I would still like, by the way, to know what we are talking about when we say "most able"?

Lurkedforever1 · 20/01/2016 21:52

teacher that does all sound like a definite way forward. How to get it expanded across every school in the country? And would it be workable with an independent co-ordinator, rather than just the schools deciding who to put forward, so every child had an equal chance of being considered? As I'd hate it to be something only accessed by kids at good schools and/or proactive parents, I'd like a universal way.

Lurkedforever1 · 20/01/2016 22:05

noble not every school offers seperate science gcses. And many that do, offer it as an option, so the able do the same number as any other group. And yeah, I'm ignoring it because my accessible state provision doesn't offer extra qualifications to able kids.

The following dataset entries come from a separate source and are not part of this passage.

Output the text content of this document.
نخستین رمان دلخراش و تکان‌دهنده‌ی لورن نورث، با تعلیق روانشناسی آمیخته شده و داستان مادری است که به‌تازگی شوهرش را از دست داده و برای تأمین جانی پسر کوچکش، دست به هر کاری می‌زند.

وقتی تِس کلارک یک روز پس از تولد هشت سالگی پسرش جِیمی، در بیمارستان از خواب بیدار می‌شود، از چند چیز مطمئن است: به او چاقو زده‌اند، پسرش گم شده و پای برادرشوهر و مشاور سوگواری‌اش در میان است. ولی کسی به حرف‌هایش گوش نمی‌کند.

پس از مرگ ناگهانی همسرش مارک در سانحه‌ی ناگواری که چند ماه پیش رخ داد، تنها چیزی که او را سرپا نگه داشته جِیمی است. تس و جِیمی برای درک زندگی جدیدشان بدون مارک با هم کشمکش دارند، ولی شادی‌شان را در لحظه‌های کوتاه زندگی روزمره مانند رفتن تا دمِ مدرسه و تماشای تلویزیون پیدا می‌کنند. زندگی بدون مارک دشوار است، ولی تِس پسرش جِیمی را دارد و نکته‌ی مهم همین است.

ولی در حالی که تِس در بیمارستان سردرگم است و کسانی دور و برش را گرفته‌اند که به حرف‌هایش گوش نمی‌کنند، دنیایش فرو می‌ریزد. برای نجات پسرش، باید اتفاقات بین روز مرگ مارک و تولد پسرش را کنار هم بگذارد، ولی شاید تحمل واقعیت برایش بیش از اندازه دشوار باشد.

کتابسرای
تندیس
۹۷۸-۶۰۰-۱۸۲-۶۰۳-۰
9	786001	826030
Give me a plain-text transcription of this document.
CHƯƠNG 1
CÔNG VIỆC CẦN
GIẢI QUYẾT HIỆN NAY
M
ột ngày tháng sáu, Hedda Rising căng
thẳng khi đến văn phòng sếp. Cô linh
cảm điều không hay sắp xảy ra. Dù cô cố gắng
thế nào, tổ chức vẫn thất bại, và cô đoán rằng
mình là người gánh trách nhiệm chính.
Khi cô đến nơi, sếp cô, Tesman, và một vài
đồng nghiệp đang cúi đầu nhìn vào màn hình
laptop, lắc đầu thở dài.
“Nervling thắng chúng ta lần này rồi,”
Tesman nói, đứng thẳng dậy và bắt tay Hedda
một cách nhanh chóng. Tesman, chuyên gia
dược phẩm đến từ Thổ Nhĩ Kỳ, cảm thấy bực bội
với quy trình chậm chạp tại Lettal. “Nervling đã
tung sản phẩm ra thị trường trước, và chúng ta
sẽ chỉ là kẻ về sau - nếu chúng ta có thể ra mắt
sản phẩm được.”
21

bert so back to my response, why not ditch the whole top 50%, and just focus on those with the greatest need? It would make loads of resources available. Or make state education like newlifes school so everyone had to pay what they can afford, again freeing up resourses for the most needy?

As to what level is able enough to be failed, anyone in the top 40% would fit in that category round here. In general I'd say at a minimum 1/100, although in a skewed comprehensive cohort there may well be enough to provide safety in numbers at that ability. Generally, probably above that though.

SofiaAmes · 20/01/2016 22:06

Bertrand funnily enough I partially agree with you. Often the "most able" are exactly that "most able." However I wouldn't put all, or perhaps even most G&T children in that category. Many are extremely bright, but not "most able." I think the highest priority has to be the children/families who don't have the resources to help themselves for whatever reason (their own disabilities or their family's issues). For example, I think that my ds, but not my dd falls into this category.

Lurkedforever1 · 20/01/2016 22:07

And to add that will be more than the numbers imply, because kids may be 1/100 in most subjects but 1/1000 in others, or 1/10 in most stuff and 1/10000 in another.